To demonstrate the method’s accuracy, the researchers applied it to data from four human genomes: the PGP1 from the Personal Genome Project, HG002 and NA12878 from the Genome In a Bottle dataset (GIAB), and HG00733 from the HGSVC project. Full details of the assembly statistics including specifics about the assemblies used for the comparison to the results of the DipAsm pipeline are provided in Table 1 in the paper.

From the GIAB HG002 sample, the researchers generated a phased de novo assembly of 5.95 gigabases that incorporated data from both parental haplotypes. Compared to results from trio binning-based assemblies, the DipAsm assembly achieved better contiguity, and disagreed with less than 0.5% of phased heterozygous SNPs.

To evaluate the consensus accuracy of the DipAsm assembly, the researchers used dipcall to align the phased contigs of the HG002 that they created against the human reference genome. Next, they called SNPs and insertions and deletions from the alignment and compared these calls to the GIAB truth dataset. Out of the 2.36Gb confident regions in GIAB, the DipAsm assembly generated over 5,700 false SNP alleles (about 0.19% of called SNPs), and over 65,000 false insertion and deletion alleles (over 11% of called indels). It “achieves a consensus accuracy comparable to the Arrow-polished TrioCanu assembly,” according to the researchers.

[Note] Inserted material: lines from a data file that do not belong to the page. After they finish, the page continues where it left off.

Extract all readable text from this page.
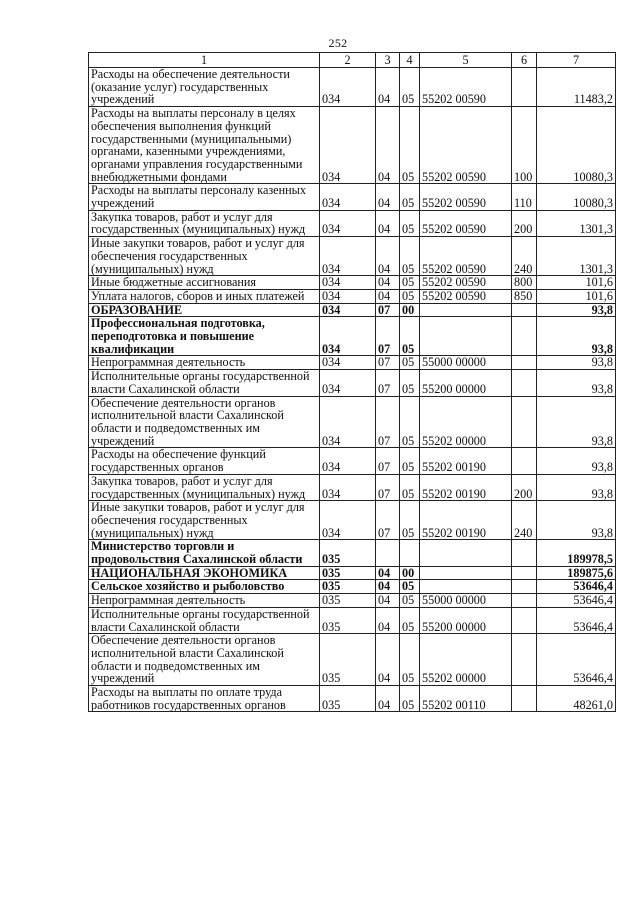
252
1	2	3	4	5	6	7
Расходы на обеспечение деятельности (оказание услуг) государственных учреждений	034	04	05	55202 00590		11483,2
Расходы на выплаты персоналу в целях обеспечения выполнения функций государственными (муниципальными) органами, казенными учреждениями, органами управления государственными внебюджетными фондами	034	04	05	55202 00590	100	10080,3
Расходы на выплаты персоналу казенных учреждений	034	04	05	55202 00590	110	10080,3
Закупка товаров, работ и услуг для государственных (муниципальных) нужд	034	04	05	55202 00590	200	1301,3
Иные закупки товаров, работ и услуг для обеспечения государственных (муниципальных) нужд	034	04	05	55202 00590	240	1301,3
Иные бюджетные ассигнования	034	04	05	55202 00590	800	101,6
Уплата налогов, сборов и иных платежей	034	04	05	55202 00590	850	101,6
ОБРАЗОВАНИЕ	034	07	00			93,8
Профессиональная подготовка, переподготовка и повышение квалификации	034	07	05			93,8
Непрограммная деятельность	034	07	05	55000 00000		93,8
Исполнительные органы государственной власти Сахалинской области	034	07	05	55200 00000		93,8
Обеспечение деятельности органов исполнительной власти Сахалинской области и подведомственных им учреждений	034	07	05	55202 00000		93,8
Расходы на обеспечение функций государственных органов	034	07	05	55202 00190		93,8
Закупка товаров, работ и услуг для государственных (муниципальных) нужд	034	07	05	55202 00190	200	93,8
Иные закупки товаров, работ и услуг для обеспечения государственных (муниципальных) нужд	034	07	05	55202 00190	240	93,8
Министерство торговли и продовольствия Сахалинской области	035					189978,5
НАЦИОНАЛЬНАЯ ЭКОНОМИКА	035	04	00			189875,6
Сельское хозяйство и рыболовство	035	04	05			53646,4
Непрограммная деятельность	035	04	05	55000 00000		53646,4
Исполнительные органы государственной власти Сахалинской области	035	04	05	55200 00000		53646,4
Обеспечение деятельности органов исполнительной власти Сахалинской области и подведомственных им учреждений	035	04	05	55202 00000		53646,4
Расходы на выплаты по оплате труда работников государственных органов	035	04	05	55202 00110		48261,0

Comparing the assembly to the GIAB truth data demonstrates DipAsm’s phasing power. “During assembly, failing to partition reads in heterozygous regions leads to the loss of heterozygotes,” the team explains. “On this metric, our Hi-C based assemblies only miss 0.4% of heterozygous SNPs. Those results are about 8 times better than those gleaned from a trio binning-based assembly, which is less powerful potentially because it is unable to phase a heterozygote when all individuals in a trio are heterozygous at the same site,” the researchers noted in the paper. Furthermore, “trio binning breaks short reads into k-mers, which also reduces power in comparison to mapping full-length paired-end Hi-C reads in our pipeline.”

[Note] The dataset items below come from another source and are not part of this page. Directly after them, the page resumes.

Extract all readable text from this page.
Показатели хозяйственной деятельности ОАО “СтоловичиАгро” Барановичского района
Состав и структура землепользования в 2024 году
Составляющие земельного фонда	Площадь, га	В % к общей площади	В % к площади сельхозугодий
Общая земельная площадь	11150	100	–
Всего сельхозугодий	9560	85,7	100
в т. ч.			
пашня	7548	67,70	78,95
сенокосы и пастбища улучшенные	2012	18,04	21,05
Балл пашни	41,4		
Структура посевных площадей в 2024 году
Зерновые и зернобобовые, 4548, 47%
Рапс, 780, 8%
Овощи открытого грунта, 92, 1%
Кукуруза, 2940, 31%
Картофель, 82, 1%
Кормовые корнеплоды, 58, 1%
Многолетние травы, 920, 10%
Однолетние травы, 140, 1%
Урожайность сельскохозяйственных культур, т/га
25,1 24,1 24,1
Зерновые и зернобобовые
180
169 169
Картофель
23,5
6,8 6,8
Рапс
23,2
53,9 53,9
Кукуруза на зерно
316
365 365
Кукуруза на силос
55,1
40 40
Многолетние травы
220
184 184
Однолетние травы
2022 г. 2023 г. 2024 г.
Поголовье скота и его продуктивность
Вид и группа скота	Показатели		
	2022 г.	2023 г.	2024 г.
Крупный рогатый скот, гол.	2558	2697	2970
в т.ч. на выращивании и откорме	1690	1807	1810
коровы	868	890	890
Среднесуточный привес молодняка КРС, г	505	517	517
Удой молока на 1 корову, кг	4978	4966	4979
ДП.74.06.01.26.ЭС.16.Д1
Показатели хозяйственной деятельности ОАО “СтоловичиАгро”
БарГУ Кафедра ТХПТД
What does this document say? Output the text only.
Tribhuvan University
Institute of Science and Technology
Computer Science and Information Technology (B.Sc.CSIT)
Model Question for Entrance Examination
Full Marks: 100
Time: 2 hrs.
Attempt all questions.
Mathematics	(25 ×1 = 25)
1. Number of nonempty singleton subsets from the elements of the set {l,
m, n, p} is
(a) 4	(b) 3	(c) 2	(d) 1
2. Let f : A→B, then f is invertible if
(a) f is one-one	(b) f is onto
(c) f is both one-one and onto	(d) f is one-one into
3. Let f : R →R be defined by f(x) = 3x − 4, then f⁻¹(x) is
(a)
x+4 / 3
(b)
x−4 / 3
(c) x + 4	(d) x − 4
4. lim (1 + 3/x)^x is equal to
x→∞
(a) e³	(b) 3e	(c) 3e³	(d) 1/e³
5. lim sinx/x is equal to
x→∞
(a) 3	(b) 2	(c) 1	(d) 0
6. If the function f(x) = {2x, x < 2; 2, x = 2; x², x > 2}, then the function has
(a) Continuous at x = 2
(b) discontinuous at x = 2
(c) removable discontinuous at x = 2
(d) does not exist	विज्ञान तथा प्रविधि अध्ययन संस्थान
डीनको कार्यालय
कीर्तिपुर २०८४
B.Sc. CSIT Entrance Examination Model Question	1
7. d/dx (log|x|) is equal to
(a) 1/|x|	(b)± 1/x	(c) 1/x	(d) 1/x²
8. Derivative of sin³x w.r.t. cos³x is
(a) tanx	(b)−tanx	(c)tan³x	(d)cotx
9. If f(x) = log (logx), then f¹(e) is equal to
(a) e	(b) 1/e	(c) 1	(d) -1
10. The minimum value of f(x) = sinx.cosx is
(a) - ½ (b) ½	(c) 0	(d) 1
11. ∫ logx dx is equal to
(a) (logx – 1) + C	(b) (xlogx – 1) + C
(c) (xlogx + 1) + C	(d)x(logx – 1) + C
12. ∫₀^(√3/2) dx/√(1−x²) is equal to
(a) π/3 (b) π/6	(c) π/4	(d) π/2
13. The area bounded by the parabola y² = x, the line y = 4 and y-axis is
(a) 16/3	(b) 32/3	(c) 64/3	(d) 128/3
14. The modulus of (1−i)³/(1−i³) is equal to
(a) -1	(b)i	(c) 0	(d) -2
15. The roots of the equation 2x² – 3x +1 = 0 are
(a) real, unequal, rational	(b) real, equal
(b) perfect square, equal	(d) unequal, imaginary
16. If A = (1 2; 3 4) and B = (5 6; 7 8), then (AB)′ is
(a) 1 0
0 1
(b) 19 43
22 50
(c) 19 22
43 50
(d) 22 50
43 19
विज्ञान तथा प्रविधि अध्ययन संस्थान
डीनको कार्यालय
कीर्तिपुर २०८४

Haplotypes through MHC Region Chart
This plot shows 6 haplotype resolved contigs of three individuals through the MHC region and the high degree of divergence from the reference genome. Visit the paper to see the full figure.

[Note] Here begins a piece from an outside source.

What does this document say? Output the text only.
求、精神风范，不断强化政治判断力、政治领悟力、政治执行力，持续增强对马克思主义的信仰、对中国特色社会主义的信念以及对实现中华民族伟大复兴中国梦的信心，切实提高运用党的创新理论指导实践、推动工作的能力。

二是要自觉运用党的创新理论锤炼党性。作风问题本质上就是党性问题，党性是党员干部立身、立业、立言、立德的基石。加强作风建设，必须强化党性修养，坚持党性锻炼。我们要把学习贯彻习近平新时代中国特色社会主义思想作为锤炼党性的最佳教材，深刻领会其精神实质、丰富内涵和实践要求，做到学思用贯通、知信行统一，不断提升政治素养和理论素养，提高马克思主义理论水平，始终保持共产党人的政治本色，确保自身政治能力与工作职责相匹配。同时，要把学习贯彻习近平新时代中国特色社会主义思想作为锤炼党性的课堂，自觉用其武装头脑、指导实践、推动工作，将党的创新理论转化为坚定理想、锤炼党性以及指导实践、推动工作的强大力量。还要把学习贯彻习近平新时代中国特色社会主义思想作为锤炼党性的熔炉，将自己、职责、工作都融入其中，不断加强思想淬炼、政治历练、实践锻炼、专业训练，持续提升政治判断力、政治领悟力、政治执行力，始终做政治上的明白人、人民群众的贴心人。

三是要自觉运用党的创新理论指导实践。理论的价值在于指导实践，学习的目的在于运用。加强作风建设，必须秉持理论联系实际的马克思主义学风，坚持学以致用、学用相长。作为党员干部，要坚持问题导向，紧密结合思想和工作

In terms of long indels (>50bp), the DipAsm assembly-based call set showed over 93% sensitivity and 92% precision compared to the GIAB structural variant truth dataset. In comparison, trio binning-based call sets had about 3% lower sensitivity for indels and small variants. The researchers also identified various structural variants in the DipAsm haplotype assemblies including microsatellites, simple repeats, and short interspersed nuclear elements.

Other results reported in the paper describe findings from comparing phased SNP calls from the DipAsm version of the HG00733 assembly to calls from the Human Genome Structural Variation Consortium.  The results showed that the DipAsm assembly had a slightly lower phasing error rate and phased more heterozygous SNPs. The team also used DipAsm to assemble the NA12878 and PGP1 genomes. And those results showed that “we can achieve chromosome-long phasing albeit the shorter read length of NA12878 and the lower read coverage of PGP1,” the researchers wrote. Comparisons of these assemblies to those in the GIAB truth set indicated that DipAsm’s NA12878 assembly offers better consensus accuracy.